Guerra psicologica. Le famiglie degli ostaggi lottano contro il tempo: “Siamo andati al Parlamento Europeo, da Biden, da Putin, abbiamo parlato con tanti diplomatici per chiedere aiuto per riportare a casa i nostri figli”. C’è anche chi, come la nonna di Omer, Tsili Wenkert, sopravvissuta all’Olocausto, ha lanciato un appello a Putin perché faccia qualcosa così come fece l’Armata Rossa quando liberò Auschwitz. “Non abbiamo più tempo, dobbiamo lavorare 24 ore su 24 sette giorni su sette. Bisogna agire” ribadisce Shai. La guerra è anche psicologica:

“Hamas e Qatar usano la propaganda e tanto denaro per negare ciò che è evidente a tutti. I filmati diffusi sono uno strumento di guerra”

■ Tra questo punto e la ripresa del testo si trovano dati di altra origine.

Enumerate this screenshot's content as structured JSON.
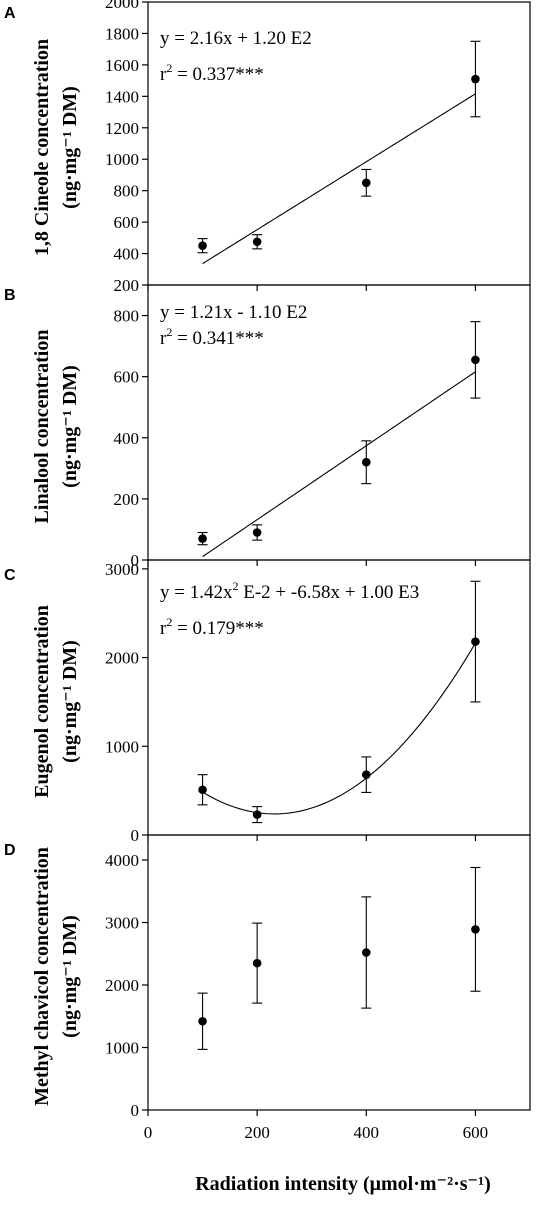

denuncia Yoni. L’ultimo risale alla giornata di ieri: il video di Hamas si intitola “Il tempo stringe” e mostra tre donne che, parlando in ebraico, denunciano di essere state abbandonate dallo Stato il 7 ottobre e si rivolgono al premier Netanyahu perché ponga fine alla guerra e le riporti alle loro famiglie, “prima che diventiamo altri cadaveri”. Non aiutano le notizie diffuse dai media che parlano di abusi, violenze sessuali e degli stupri compiuti da Hamas durante l’attacco del 7 ottobre, di negoziati che vanno a rilento, di accordi svaniti in dirittura finale, di cessate il fuoco e tregua umanitaria difficili da raggiungere. “Chiedo solo – conclude Shai – che in questa Giornata della Memoria siano ricordati anche il massacro del 7 ottobre e gli ostaggi in mano ai terroristi di Hamas. Lo dico soprattutto ai giovani affinché scelgano di stare sempre dalla parte della verità”.